Her father leaned over and took her gloved hand with his. A light dusting of frost crystals had veiled the glass over his face, so she only saw one golden eye. “You and Tamsin must get in the pod, Talia. You’re the hope for the future, for mankind’s future.”
“What?” She tried to push off him, but he held her tight. “No—no. Not without you—”
“Listen to me.” Even obscured by his suit, his voice held the confidence she could never hope to achieve. “I command you to do this. The pod is equipped to keep you and your brother alive for as long as possible until you’re rescued. As soon as it’s activated, a distress beacon will go out to our allies. You will be protected inside, safe. Do you understand?”
Sharp explosions rang from down the hall. More gunfire. They were killing everyone. Eradicating them. Despite the cold of deep space, sweat dribbled down her shoulder blades. Her breathing was so loud she could hardly hear anything else. She wiped the ice from her visor.
“I understand.” As soon as the words left her lips, she compartmentalized the consequence of her statement. Her parents would find a way to follow. This wasn’t the only pod. Her excuses that allowed her to leave them were endless.
There was no time for goodbye. She grabbed her brother’s hand as shouts rang out on the other side of the metal door. Tamsin wrenched free and threw himself toward his parents, and the door to their panic room jumped as something smashed into it. Talia ran to her brother and yanked him by the arm, only to have him tug his way back, crying fiercely in his father’s arms, wailing that he could never leave them.
Talia reached for him again, but the mock rebels cleaved the door from its hinges, and her father looked at her and shouted, “Run.”
And so she did.
The same mock who led Talia here hurried her down into a cramped metal stairway hidden near the back, just beneath a tall bar of gold-veined marble. She descended the steps two at a time, the bar closing over her and hiding the stairs from sight.

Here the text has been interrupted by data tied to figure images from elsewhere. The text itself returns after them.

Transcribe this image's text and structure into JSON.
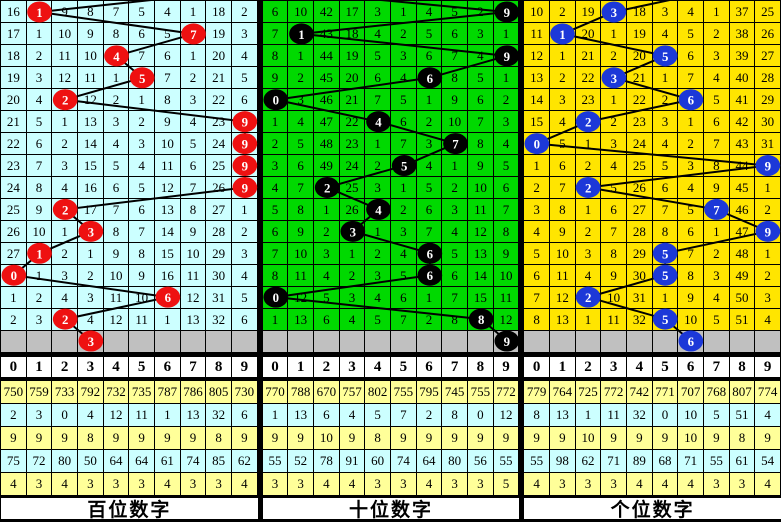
{
  "columns": [
    "0",
    "1",
    "2",
    "3",
    "4",
    "5",
    "6",
    "7",
    "8",
    "9"
  ],
  "stat_row_colors": [
    "#FFFF99",
    "#CCFFFF",
    "#FFFF99",
    "#CCFFFF",
    "#FFFF99"
  ],
  "colors": {
    "grid_line": "#000000",
    "gray_row": "#C0C0C0",
    "trend_line": "#000000",
    "hundreds_bg": "#CCFFFF",
    "tens_bg": "#00D900",
    "units_bg": "#FFE500",
    "hundreds_ball": "#EE1111",
    "tens_ball": "#000000",
    "units_ball": "#1C38D8"
  },
  "panels": [
    {
      "id": "hundreds",
      "title": "百位数字",
      "cell_bg": "#CCFFFF",
      "ball_color": "#EE1111",
      "prev_ball_col": 9,
      "next_ball_col": 3,
      "rows": [
        {
          "ball_col": 1,
          "cells": [
            "16",
            "1",
            "9",
            "8",
            "7",
            "5",
            "4",
            "1",
            "18",
            "2"
          ]
        },
        {
          "ball_col": 7,
          "cells": [
            "17",
            "1",
            "10",
            "9",
            "8",
            "6",
            "5",
            "7",
            "19",
            "3"
          ]
        },
        {
          "ball_col": 4,
          "cells": [
            "18",
            "2",
            "11",
            "10",
            "4",
            "7",
            "6",
            "1",
            "20",
            "4"
          ]
        },
        {
          "ball_col": 5,
          "cells": [
            "19",
            "3",
            "12",
            "11",
            "1",
            "5",
            "7",
            "2",
            "21",
            "5"
          ]
        },
        {
          "ball_col": 2,
          "cells": [
            "20",
            "4",
            "2",
            "12",
            "2",
            "1",
            "8",
            "3",
            "22",
            "6"
          ]
        },
        {
          "ball_col": 9,
          "cells": [
            "21",
            "5",
            "1",
            "13",
            "3",
            "2",
            "9",
            "4",
            "23",
            "9"
          ]
        },
        {
          "ball_col": 9,
          "cells": [
            "22",
            "6",
            "2",
            "14",
            "4",
            "3",
            "10",
            "5",
            "24",
            "9"
          ]
        },
        {
          "ball_col": 9,
          "cells": [
            "23",
            "7",
            "3",
            "15",
            "5",
            "4",
            "11",
            "6",
            "25",
            "9"
          ]
        },
        {
          "ball_col": 9,
          "cells": [
            "24",
            "8",
            "4",
            "16",
            "6",
            "5",
            "12",
            "7",
            "26",
            "9"
          ]
        },
        {
          "ball_col": 2,
          "cells": [
            "25",
            "9",
            "2",
            "17",
            "7",
            "6",
            "13",
            "8",
            "27",
            "1"
          ]
        },
        {
          "ball_col": 3,
          "cells": [
            "26",
            "10",
            "1",
            "3",
            "8",
            "7",
            "14",
            "9",
            "28",
            "2"
          ]
        },
        {
          "ball_col": 1,
          "cells": [
            "27",
            "1",
            "2",
            "1",
            "9",
            "8",
            "15",
            "10",
            "29",
            "3"
          ]
        },
        {
          "ball_col": 0,
          "cells": [
            "0",
            "1",
            "3",
            "2",
            "10",
            "9",
            "16",
            "11",
            "30",
            "4"
          ]
        },
        {
          "ball_col": 6,
          "cells": [
            "1",
            "2",
            "4",
            "3",
            "11",
            "10",
            "6",
            "12",
            "31",
            "5"
          ]
        },
        {
          "ball_col": 2,
          "cells": [
            "2",
            "3",
            "2",
            "4",
            "12",
            "11",
            "1",
            "13",
            "32",
            "6"
          ]
        }
      ],
      "stats": [
        [
          "750",
          "759",
          "733",
          "792",
          "732",
          "735",
          "787",
          "786",
          "805",
          "730"
        ],
        [
          "2",
          "3",
          "0",
          "4",
          "12",
          "11",
          "1",
          "13",
          "32",
          "6"
        ],
        [
          "9",
          "9",
          "9",
          "8",
          "9",
          "9",
          "9",
          "9",
          "8",
          "9"
        ],
        [
          "75",
          "72",
          "80",
          "50",
          "64",
          "64",
          "61",
          "74",
          "85",
          "62"
        ],
        [
          "4",
          "3",
          "4",
          "3",
          "3",
          "3",
          "4",
          "3",
          "3",
          "4"
        ]
      ]
    },
    {
      "id": "tens",
      "title": "十位数字",
      "cell_bg": "#00D900",
      "ball_color": "#000000",
      "prev_ball_col": 0,
      "next_ball_col": 9,
      "rows": [
        {
          "ball_col": 9,
          "cells": [
            "6",
            "10",
            "42",
            "17",
            "3",
            "1",
            "4",
            "5",
            "2",
            "9"
          ]
        },
        {
          "ball_col": 1,
          "cells": [
            "7",
            "1",
            "43",
            "18",
            "4",
            "2",
            "5",
            "6",
            "3",
            "1"
          ]
        },
        {
          "ball_col": 9,
          "cells": [
            "8",
            "1",
            "44",
            "19",
            "5",
            "3",
            "6",
            "7",
            "4",
            "9"
          ]
        },
        {
          "ball_col": 6,
          "cells": [
            "9",
            "2",
            "45",
            "20",
            "6",
            "4",
            "6",
            "8",
            "5",
            "1"
          ]
        },
        {
          "ball_col": 0,
          "cells": [
            "0",
            "3",
            "46",
            "21",
            "7",
            "5",
            "1",
            "9",
            "6",
            "2"
          ]
        },
        {
          "ball_col": 4,
          "cells": [
            "1",
            "4",
            "47",
            "22",
            "4",
            "6",
            "2",
            "10",
            "7",
            "3"
          ]
        },
        {
          "ball_col": 7,
          "cells": [
            "2",
            "5",
            "48",
            "23",
            "1",
            "7",
            "3",
            "7",
            "8",
            "4"
          ]
        },
        {
          "ball_col": 5,
          "cells": [
            "3",
            "6",
            "49",
            "24",
            "2",
            "5",
            "4",
            "1",
            "9",
            "5"
          ]
        },
        {
          "ball_col": 2,
          "cells": [
            "4",
            "7",
            "2",
            "25",
            "3",
            "1",
            "5",
            "2",
            "10",
            "6"
          ]
        },
        {
          "ball_col": 4,
          "cells": [
            "5",
            "8",
            "1",
            "26",
            "4",
            "2",
            "6",
            "3",
            "11",
            "7"
          ]
        },
        {
          "ball_col": 3,
          "cells": [
            "6",
            "9",
            "2",
            "3",
            "1",
            "3",
            "7",
            "4",
            "12",
            "8"
          ]
        },
        {
          "ball_col": 6,
          "cells": [
            "7",
            "10",
            "3",
            "1",
            "2",
            "4",
            "6",
            "5",
            "13",
            "9"
          ]
        },
        {
          "ball_col": 6,
          "cells": [
            "8",
            "11",
            "4",
            "2",
            "3",
            "5",
            "6",
            "6",
            "14",
            "10"
          ]
        },
        {
          "ball_col": 0,
          "cells": [
            "0",
            "12",
            "5",
            "3",
            "4",
            "6",
            "1",
            "7",
            "15",
            "11"
          ]
        },
        {
          "ball_col": 8,
          "cells": [
            "1",
            "13",
            "6",
            "4",
            "5",
            "7",
            "2",
            "8",
            "8",
            "12"
          ]
        }
      ],
      "stats": [
        [
          "770",
          "788",
          "670",
          "757",
          "802",
          "755",
          "795",
          "745",
          "755",
          "772"
        ],
        [
          "1",
          "13",
          "6",
          "4",
          "5",
          "7",
          "2",
          "8",
          "0",
          "12"
        ],
        [
          "9",
          "9",
          "10",
          "9",
          "8",
          "9",
          "9",
          "9",
          "9",
          "9"
        ],
        [
          "55",
          "52",
          "78",
          "91",
          "60",
          "74",
          "64",
          "80",
          "56",
          "55"
        ],
        [
          "3",
          "3",
          "4",
          "4",
          "3",
          "3",
          "4",
          "3",
          "3",
          "5"
        ]
      ]
    },
    {
      "id": "units",
      "title": "个位数字",
      "cell_bg": "#FFE500",
      "ball_color": "#1C38D8",
      "prev_ball_col": 7,
      "next_ball_col": 6,
      "rows": [
        {
          "ball_col": 3,
          "cells": [
            "10",
            "2",
            "19",
            "3",
            "18",
            "3",
            "4",
            "1",
            "37",
            "25"
          ]
        },
        {
          "ball_col": 1,
          "cells": [
            "11",
            "1",
            "20",
            "1",
            "19",
            "4",
            "5",
            "2",
            "38",
            "26"
          ]
        },
        {
          "ball_col": 5,
          "cells": [
            "12",
            "1",
            "21",
            "2",
            "20",
            "5",
            "6",
            "3",
            "39",
            "27"
          ]
        },
        {
          "ball_col": 3,
          "cells": [
            "13",
            "2",
            "22",
            "3",
            "21",
            "1",
            "7",
            "4",
            "40",
            "28"
          ]
        },
        {
          "ball_col": 6,
          "cells": [
            "14",
            "3",
            "23",
            "1",
            "22",
            "2",
            "6",
            "5",
            "41",
            "29"
          ]
        },
        {
          "ball_col": 2,
          "cells": [
            "15",
            "4",
            "2",
            "2",
            "23",
            "3",
            "1",
            "6",
            "42",
            "30"
          ]
        },
        {
          "ball_col": 0,
          "cells": [
            "0",
            "5",
            "1",
            "3",
            "24",
            "4",
            "2",
            "7",
            "43",
            "31"
          ]
        },
        {
          "ball_col": 9,
          "cells": [
            "1",
            "6",
            "2",
            "4",
            "25",
            "5",
            "3",
            "8",
            "44",
            "9"
          ]
        },
        {
          "ball_col": 2,
          "cells": [
            "2",
            "7",
            "2",
            "5",
            "26",
            "6",
            "4",
            "9",
            "45",
            "1"
          ]
        },
        {
          "ball_col": 7,
          "cells": [
            "3",
            "8",
            "1",
            "6",
            "27",
            "7",
            "5",
            "7",
            "46",
            "2"
          ]
        },
        {
          "ball_col": 9,
          "cells": [
            "4",
            "9",
            "2",
            "7",
            "28",
            "8",
            "6",
            "1",
            "47",
            "9"
          ]
        },
        {
          "ball_col": 5,
          "cells": [
            "5",
            "10",
            "3",
            "8",
            "29",
            "5",
            "7",
            "2",
            "48",
            "1"
          ]
        },
        {
          "ball_col": 5,
          "cells": [
            "6",
            "11",
            "4",
            "9",
            "30",
            "5",
            "8",
            "3",
            "49",
            "2"
          ]
        },
        {
          "ball_col": 2,
          "cells": [
            "7",
            "12",
            "2",
            "10",
            "31",
            "1",
            "9",
            "4",
            "50",
            "3"
          ]
        },
        {
          "ball_col": 5,
          "cells": [
            "8",
            "13",
            "1",
            "11",
            "32",
            "5",
            "10",
            "5",
            "51",
            "4"
          ]
        }
      ],
      "stats": [
        [
          "779",
          "764",
          "725",
          "772",
          "742",
          "771",
          "707",
          "768",
          "807",
          "774"
        ],
        [
          "8",
          "13",
          "1",
          "11",
          "32",
          "0",
          "10",
          "5",
          "51",
          "4"
        ],
        [
          "9",
          "9",
          "10",
          "9",
          "9",
          "9",
          "10",
          "9",
          "8",
          "9"
        ],
        [
          "55",
          "98",
          "62",
          "71",
          "89",
          "68",
          "71",
          "55",
          "61",
          "54"
        ],
        [
          "4",
          "3",
          "3",
          "3",
          "4",
          "4",
          "4",
          "3",
          "3",
          "4"
        ]
      ]
    }
  ],
  "chart_data": {
    "type": "table",
    "description": "Lottery digit trend chart: 3 panels (hundreds/tens/units), 10 digit columns 0-9, 15 draw rows of miss counts; circled cells mark the drawn digit, gray row marks the next-draw prediction ball",
    "columns": [
      "0",
      "1",
      "2",
      "3",
      "4",
      "5",
      "6",
      "7",
      "8",
      "9"
    ],
    "drawn_sequences": {
      "百位数字": [
        1,
        7,
        4,
        5,
        2,
        9,
        9,
        9,
        9,
        2,
        3,
        1,
        0,
        6,
        2
      ],
      "十位数字": [
        9,
        1,
        9,
        6,
        0,
        4,
        7,
        5,
        2,
        4,
        3,
        6,
        6,
        0,
        8
      ],
      "个位数字": [
        3,
        1,
        5,
        3,
        6,
        2,
        0,
        9,
        2,
        7,
        9,
        5,
        5,
        2,
        5
      ]
    },
    "next_marks": {
      "百位数字": 3,
      "十位数字": 9,
      "个位数字": 6
    },
    "legend_position": "none",
    "grid": true
  }
}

They won’t hurt them, Talia decided as the bar latched closed above. Sensing the darkness, her suit lit up at the sleeves and near her feet. A far-away, muffled explosion concussed the stairwell. Followed a few breaths later by three soft pops, like rocks cracking together under water. A fourth pop, and all went quiet.
Just
stunning blows, she told herself as she descended the last stair, her heartbeat throbbing in her ears. They’ll keep them alive.
Mocks weren’t savage enough to eradicate an entire family.

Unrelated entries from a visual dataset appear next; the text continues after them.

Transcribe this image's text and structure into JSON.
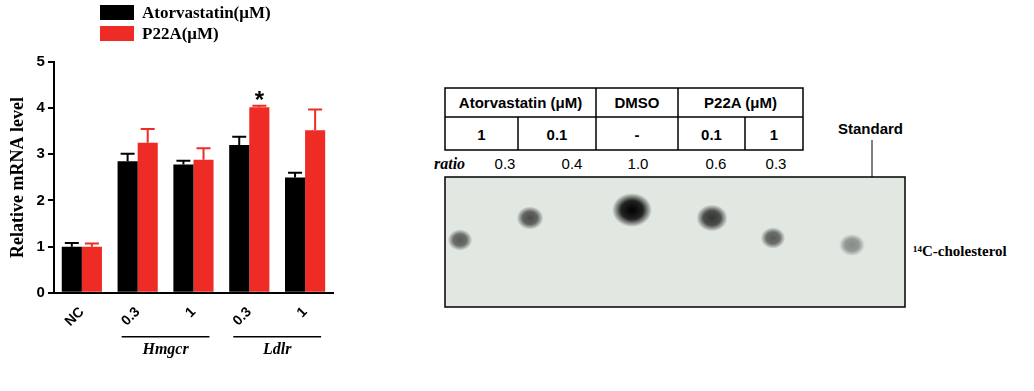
{
  "chart_data": {
    "type": "bar",
    "ylabel": "Relative mRNA level",
    "categories": [
      "NC",
      "0.3",
      "1",
      "0.3",
      "1"
    ],
    "groups": [
      {
        "label": "Hmgcr",
        "indices": [
          1,
          2
        ]
      },
      {
        "label": "Ldlr",
        "indices": [
          3,
          4
        ]
      }
    ],
    "series": [
      {
        "name": "Atorvastatin(μM)",
        "color": "#000000",
        "values": [
          1.0,
          2.85,
          2.78,
          3.2,
          2.5
        ],
        "errors": [
          0.08,
          0.16,
          0.08,
          0.18,
          0.1
        ]
      },
      {
        "name": "P22A(μM)",
        "color": "#ee2b24",
        "values": [
          1.0,
          3.25,
          2.88,
          4.02,
          3.52
        ],
        "errors": [
          0.07,
          0.3,
          0.25,
          0.03,
          0.45
        ]
      }
    ],
    "ylim": [
      0,
      5
    ],
    "yticks": [
      0,
      1,
      2,
      3,
      4,
      5
    ],
    "grid": false,
    "legend": "top-left",
    "annotations": [
      {
        "text": "*",
        "index": 3,
        "series": "P22A(μM)"
      }
    ]
  },
  "blot": {
    "table": {
      "header": [
        {
          "label": "Atorvastatin (μM)",
          "span": 2
        },
        {
          "label": "DMSO",
          "span": 1
        },
        {
          "label": "P22A (μM)",
          "span": 2
        }
      ],
      "doses": [
        1,
        0.1,
        "-",
        0.1,
        1
      ]
    },
    "ratio_label": "ratio",
    "ratios": [
      0.3,
      0.4,
      {
        "value": 1,
        "label": "1.0"
      },
      0.6,
      0.3
    ],
    "standard_label": "Standard",
    "band_label": "¹⁴C-cholesterol"
  }
}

A metallic surface glimmered in front of her, the meager lights from her ankles casting soft half-moons across the body. The lid popped open with a hiss and revealed a dark-velvet-lined interior. A black apparatus for her face hung from the top of the lid, tentacles snaking down the sides like some oceanic creature she’d seen in a book, once, but couldn’t quite recall the name.

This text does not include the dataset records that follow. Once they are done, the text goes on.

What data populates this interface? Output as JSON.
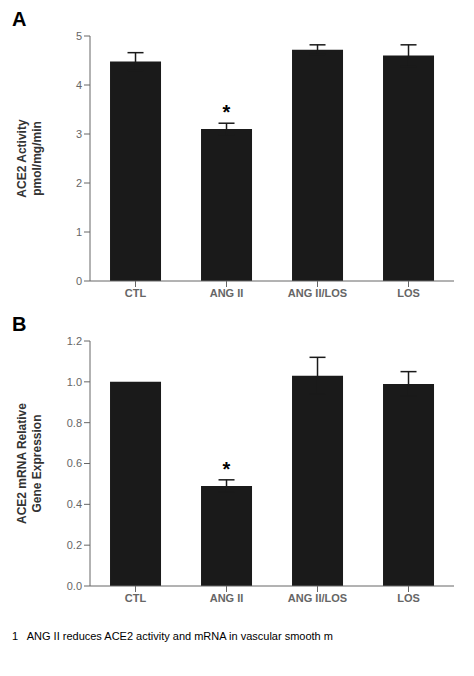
{
  "chart_data": [
    {
      "type": "bar",
      "panel_label": "A",
      "categories": [
        "CTL",
        "ANG II",
        "ANG II/LOS",
        "LOS"
      ],
      "values": [
        4.48,
        3.1,
        4.72,
        4.6
      ],
      "errors": [
        0.18,
        0.12,
        0.1,
        0.22
      ],
      "ylabel": "ACE2 Activity\npmol/mg/min",
      "ylim": [
        0,
        5
      ],
      "yticks": [
        0,
        1,
        2,
        3,
        4,
        5
      ],
      "color": "#1a1a1a",
      "grid": false,
      "annotations": [
        {
          "text": "*",
          "category": "ANG II"
        }
      ]
    },
    {
      "type": "bar",
      "panel_label": "B",
      "categories": [
        "CTL",
        "ANG II",
        "ANG II/LOS",
        "LOS"
      ],
      "values": [
        1.0,
        0.49,
        1.03,
        0.99
      ],
      "errors": [
        0.0,
        0.03,
        0.09,
        0.06
      ],
      "ylabel": "ACE2 mRNA Relative\nGene Expression",
      "ylim": [
        0,
        1.2
      ],
      "yticks": [
        {
          "value": 0,
          "label": "0.0"
        },
        0.2,
        0.4,
        0.6,
        0.8,
        {
          "value": 1,
          "label": "1.0"
        },
        1.2
      ],
      "color": "#1a1a1a",
      "grid": false,
      "annotations": [
        {
          "text": "*",
          "category": "ANG II"
        }
      ]
    }
  ],
  "caption": "1   ANG II reduces ACE2 activity and mRNA in vascular smooth m"
}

“You’ll have to remove the suit, and hurry,” the mock assistant stated, offering a small breathing apparatus to be used in the interim. “Your body won’t be able to handle the cold.”
Talia did as instructed, trembling from both her fear and the temperature. And as she stepped inside and lay down, her mind went numb, even as her body screamed to escape. This was a tomb. Better she die with her family than suffer inside this casket, afraid and alone for stars knew how long.
Hours.
Days.
The prospect was too much. But before she could scramble out, the lid clamped shut over her. Kicking the ceiling of her new prison, she discovered the lid immovable, the material nearly a foot thick. Despite being opaque from the outside, the inside surface was clear as glass. Darkness would have been better. Sweat broke out over her palms. Her bones tingled and muscles twitched. She felt as if she were jumping out of her skin. As if the whirlwind of panic ravaging her chest would burst open her sternum and kill her.
Her stomach dropped as the pod released from its hidden port at the ship’s belly and shot through space. White light streaked across the lid. A dark sun, flared with orange and bleeding black smoke, wavered inside the warped glass. The air fled her lungs as she realized the white streaks were stars—meaning her pod was traveling very fast—and the fiery mass growing smaller was her old ship. Her hands pounded the cool surface of the lid.